Francine Pelletier’s column: the breach of trust

Friday, December 31, 6:45 p.m. The cell phone starts screaming, an unbearable noise, immediately followed by the radio, another unbelievable squeak, interrupting the usual chants to warn of the curfew which fell, that evening, like a guillotine on the head of an influencer on the party.

We had been warned, but still. Was it necessary to drive the point home at this point? When the time comes to take stock of the mistakes made during this indefatigable pandemic – monkish work is on the horizon – we will have to put the curfew at the top of the list. Long before, moreover, Dr. Arruda in the direction of Public Health. Was it really necessary to create this climate of fear and apprehension for a measure that has not proved its worth, which further weakens the most vulnerable – the homeless, abused women, essential workers – not to mention the discretionary powers offered grazing on the police?

Hospitals are overflowing and the authorities do not know where to turn. We understand them; we would also worry in their place. However, by dint of “show measures” which do not always reach their target (Quebec remains the champion of new infections in Canada) and which border on the violation of democratic rights, we do more than accumulate blunders. We undermine the social contract. We are breaking the tacit, essential understanding, based on the trust between voters and elected officials, that “things are going to be fine”.

Recently interviewed by the American media Stat, WHO Executive Director for Emergencies Michael Ryan – the chief general of the pandemic, if you will – admitted that what had upset him the most for two years was the lack of confidence in authorities. “Coherence, coordination, solidarity – all very necessary – are difficult to achieve in a society which does not trust the government, which no longer believes that the authorities are there to protect it. “

The resignation of Dr. Horacio Arruda, Monday evening, seeks precisely to increase the degree of confidence in the authorities. But by putting his head gently on the chopping block, the good doctor only confirms his role as scapegoat. The issues are much broader. Behind the personal shortcomings of the fallen director is the poor child that has been public health for ages. Behind this skin of sorrow lies the obese and elitist presence of the health system itself, overpaid and yet still short of resources. And hovering above it all, a computerized, globalized world, the world of Big Business and Big Pharma, capable of producing innovative vaccines in six months, but unable to distribute them equitably around the world.

Imbalance is everywhere

This social divide, this loss of confidence, this inability to project into the future – because that is what it is – is not due solely to the pandemic. The dystopia that we have been living for two years has accentuated the unease, that’s all. An American doctor says she is mystified by the stubborn refusal of some of her patients to be vaccinated. As a doctor, Danielle Ofri spends her time making recommendations that many of her patients strongly oppose: colonoscopy, insulin intake and other interventions. “We argue. Some will end up maintaining their refusal, but at least we spoke, we understood each other, ”she wrote on her blog. Faced with vaccines against COVID, she discovers, in patients who are far from being conspirators, a silent obstinacy, punctuated by a simple “I do not trust”.

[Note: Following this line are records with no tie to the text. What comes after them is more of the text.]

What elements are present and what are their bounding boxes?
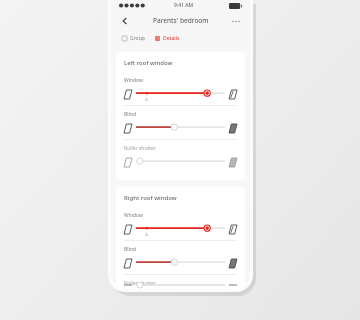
button[interactable]: Window: [116, 207, 245, 240]
button[interactable]: Group: [121, 33, 146, 44]
staticText: Group: [130, 35, 145, 42]
staticText: Blind: [124, 111, 136, 118]
button[interactable]: Roller shutter: [116, 140, 245, 173]
button[interactable]: More options: [229, 14, 243, 28]
button[interactable]: Blind: [116, 241, 245, 274]
button[interactable]: Roller shutter: [116, 275, 245, 289]
staticText: Blind: [124, 246, 136, 253]
staticText: Roller shutter: [124, 280, 156, 285]
button[interactable]: Window: [116, 72, 245, 105]
button[interactable]: Details: [154, 33, 181, 44]
staticText: Right roof window: [124, 194, 177, 202]
button[interactable]: Back: [118, 14, 132, 28]
staticText: Window: [124, 212, 143, 219]
staticText: Details: [163, 35, 180, 42]
staticText: Window: [124, 77, 143, 84]
staticText: 9:41 AM: [174, 2, 194, 9]
staticText: Parents' bedroom: [153, 16, 209, 25]
button[interactable]: Blind: [116, 106, 245, 139]
staticText: Roller shutter: [124, 145, 156, 152]
staticText: Left roof window: [124, 59, 173, 67]
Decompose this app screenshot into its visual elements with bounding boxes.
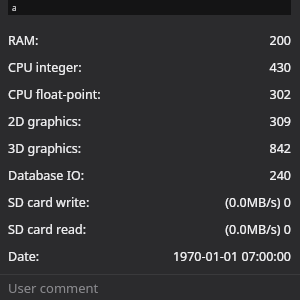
staticText: 309 — [269, 113, 291, 130]
staticText: 842 — [269, 140, 291, 157]
button[interactable]: SD card read: — [0, 216, 300, 243]
staticText: CPU float-point: — [8, 86, 101, 103]
staticText: 2D graphics: — [8, 113, 82, 130]
button[interactable]: User comment — [0, 275, 300, 300]
staticText: 200 — [269, 32, 291, 49]
staticText: 430 — [269, 59, 291, 76]
button[interactable]: RAM: — [0, 27, 300, 54]
staticText: (0.0MB/s) 0 — [225, 194, 291, 211]
staticText: 240 — [269, 167, 291, 184]
staticText: a — [12, 2, 17, 13]
staticText: Database IO: — [8, 167, 85, 184]
staticText: RAM: — [8, 32, 39, 49]
staticText: 3D graphics: — [8, 140, 82, 157]
button[interactable]: Title bar — [8, 0, 291, 15]
button[interactable]: CPU integer: — [0, 54, 300, 81]
staticText: SD card read: — [8, 221, 87, 238]
staticText: 1970-01-01 07:00:00 — [172, 248, 291, 265]
button[interactable]: CPU float-point: — [0, 81, 300, 108]
button[interactable]: 2D graphics: — [0, 108, 300, 135]
staticText: SD card write: — [8, 194, 90, 211]
button[interactable]: Date: — [0, 243, 300, 270]
staticText: Date: — [8, 248, 40, 265]
staticText: CPU integer: — [8, 59, 82, 76]
button[interactable]: 3D graphics: — [0, 135, 300, 162]
button[interactable]: Database IO: — [0, 162, 300, 189]
button[interactable]: SD card write: — [0, 189, 300, 216]
staticText: 302 — [269, 86, 291, 103]
staticText: User comment — [8, 279, 99, 297]
staticText: (0.0MB/s) 0 — [225, 221, 291, 238]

Basically, it is not the lack of information or scientific knowledge that is to blame; it is a mistrust vis-à-vis theestablishment – medical or other. “We are dealing with a political epidemiology as well as a clinical one,” says Dr. Ofri.

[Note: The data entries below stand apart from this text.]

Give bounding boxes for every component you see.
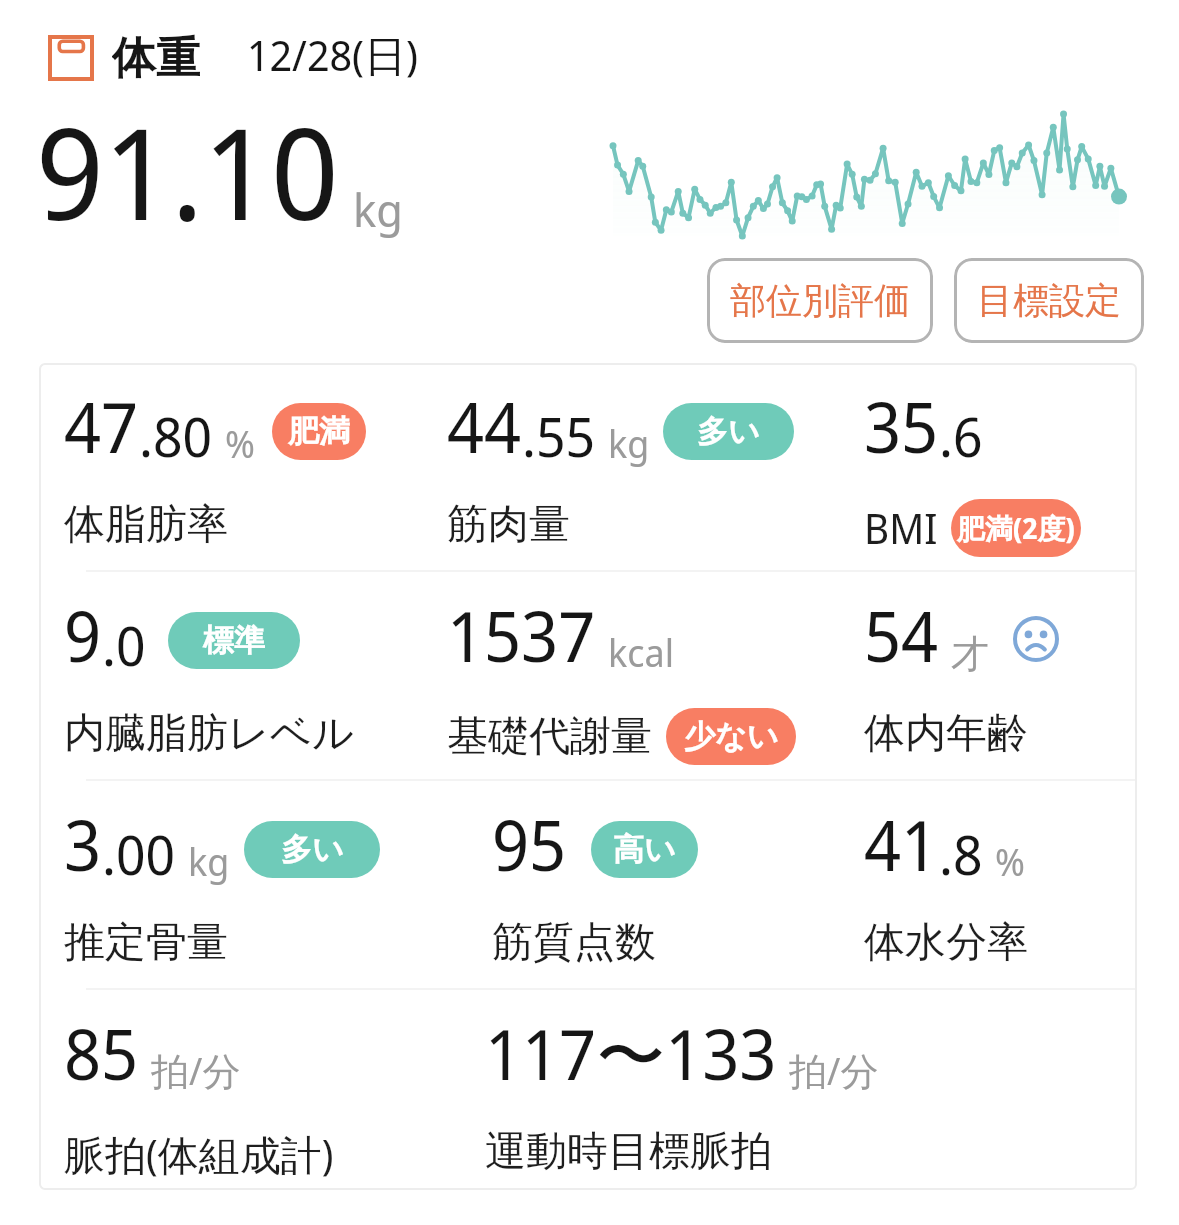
staticText: 部位別評価 (730, 278, 910, 323)
staticText: 95 (492, 797, 567, 891)
staticText: 1537 (447, 588, 596, 682)
staticText: 筋肉量 (447, 499, 570, 551)
staticText: .80 (139, 398, 213, 473)
staticText: .8 (939, 816, 983, 891)
staticText: BMI (864, 500, 938, 556)
button[interactable]: 部位別評価 (707, 258, 933, 343)
staticText: 筋質点数 (492, 917, 656, 969)
staticText: % (995, 835, 1025, 887)
staticText: 推定骨量 (64, 917, 228, 969)
staticText: 44 (447, 379, 522, 473)
staticText: 脈拍(体組成計) (64, 1126, 334, 1182)
staticText: 体内年齢 (864, 708, 1028, 760)
staticText: 47 (64, 379, 139, 473)
staticText: 肥満 (288, 412, 350, 451)
staticText: 85 (64, 1006, 139, 1100)
staticText: 拍/分 (151, 1044, 241, 1096)
staticText: .0 (102, 607, 146, 682)
staticText: 体重 (112, 31, 200, 81)
staticText: 肥満(2度) (957, 509, 1075, 547)
staticText: 9 (64, 588, 102, 682)
staticText: kg (188, 835, 230, 887)
staticText: 拍/分 (789, 1044, 879, 1096)
staticText: 目標設定 (977, 278, 1121, 323)
staticText: 117〜133 (485, 1006, 777, 1100)
staticText: 多い (697, 412, 760, 451)
staticText: 少ない (684, 717, 779, 756)
staticText: kg (608, 417, 650, 469)
staticText: 体脂肪率 (64, 499, 228, 551)
staticText: 標準 (203, 621, 265, 660)
staticText: 高い (613, 830, 676, 869)
staticText: 12/28(日) (247, 26, 418, 81)
staticText: 41 (864, 797, 939, 891)
staticText: .55 (522, 398, 596, 473)
staticText: kcal (608, 626, 675, 678)
staticText: .6 (939, 398, 983, 473)
staticText: .00 (102, 816, 176, 891)
staticText: 体水分率 (864, 917, 1028, 969)
staticText: 多い (281, 830, 344, 869)
staticText: 基礎代謝量 (447, 711, 652, 763)
staticText: 35 (864, 379, 939, 473)
staticText: 54 (864, 588, 939, 682)
staticText: 3 (64, 797, 102, 891)
button[interactable]: 目標設定 (954, 258, 1144, 343)
staticText: % (225, 417, 255, 469)
staticText: kg (353, 178, 404, 241)
staticText: 内臓脂肪レベル (64, 708, 354, 760)
other: Weight (48, 35, 98, 81)
staticText: 運動時目標脈拍 (485, 1126, 772, 1178)
staticText: 才 (951, 630, 989, 678)
staticText: 91.10 (36, 85, 339, 257)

As with the movement behind Donald Trump, the phenomenon of protest that has developed during the pandemic is not solely a matter of Ostrogoths or the far right. Unfortunately, it’s not just oddballs who vote for the king of fake news, or who refuse the vaccine. It is washing your hands of it to see the problem that way. There are more and more people who feel held hostage by a system that does not always have their best interests at heart. Examples of this systemic indifference, highlighted by the current crisis, abound: the plight of old people, social inequalities, neglect in schools and the arts, the environmental crisis, not to mention our functioning parliaments. half, according to “emergency measures”, without accountability.

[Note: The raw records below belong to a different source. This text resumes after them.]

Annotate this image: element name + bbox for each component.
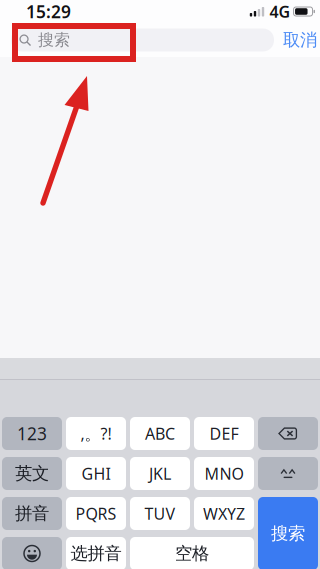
button[interactable]: 拼音 — [2, 497, 62, 530]
staticText: DEF — [210, 423, 238, 444]
button[interactable]: GHI — [66, 457, 126, 490]
staticText: 空格 — [175, 543, 209, 564]
staticText: 英文 — [15, 463, 49, 484]
button[interactable]: 选拼音 — [66, 537, 126, 569]
button[interactable]: 英文 — [2, 457, 62, 490]
staticText: GHI — [82, 463, 110, 484]
button[interactable]: 空格 — [130, 537, 254, 569]
staticText: 取消 — [283, 29, 317, 51]
button[interactable]: 取消 — [283, 28, 317, 52]
button[interactable]: JKL — [130, 457, 190, 490]
button[interactable]: 表情 — [2, 537, 62, 569]
button[interactable]: 123 — [2, 417, 62, 450]
button[interactable]: ,。?! — [66, 417, 126, 450]
button[interactable]: DEF — [194, 417, 254, 450]
button[interactable]: ABC — [130, 417, 190, 450]
button[interactable]: PQRS — [66, 497, 126, 530]
staticText: 搜索 — [38, 30, 70, 50]
staticText: 选拼音 — [70, 543, 122, 564]
staticText: 搜索 — [271, 523, 305, 544]
staticText: 123 — [17, 422, 47, 445]
staticText: PQRS — [76, 503, 116, 524]
staticText: ABC — [145, 423, 175, 444]
button[interactable]: 搜索 — [258, 497, 318, 569]
staticText: 4G — [270, 1, 290, 22]
staticText: 15:29 — [26, 0, 71, 23]
staticText: TUV — [144, 503, 176, 524]
staticText: JKL — [149, 463, 171, 484]
staticText: 拼音 — [15, 503, 49, 524]
button[interactable]: 颜文字 — [258, 457, 318, 490]
button[interactable]: MNO — [194, 457, 254, 490]
staticText: MNO — [204, 463, 244, 484]
button[interactable]: 搜索 — [11, 28, 274, 52]
button[interactable]: TUV — [130, 497, 190, 530]
staticText: ,。?! — [80, 423, 112, 444]
button[interactable]: WXYZ — [194, 497, 254, 530]
button[interactable]: 删除 — [258, 417, 318, 450]
staticText: WXYZ — [203, 503, 245, 524]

Yes, there are people who don’t give a damn about living together, but the disenchantment is actually much wider than one would like to believe. Polls have also started to reflect this form of collective disillusionment. In its annual report, the firm Nanos notes that the mood has changed in Canada for a year. Pessimism (29%) or anger (21%) are the dominant emotions regarding the state of the nation. Young people, who risk paying the price for all these dysfunctions, have a particularly low cackle.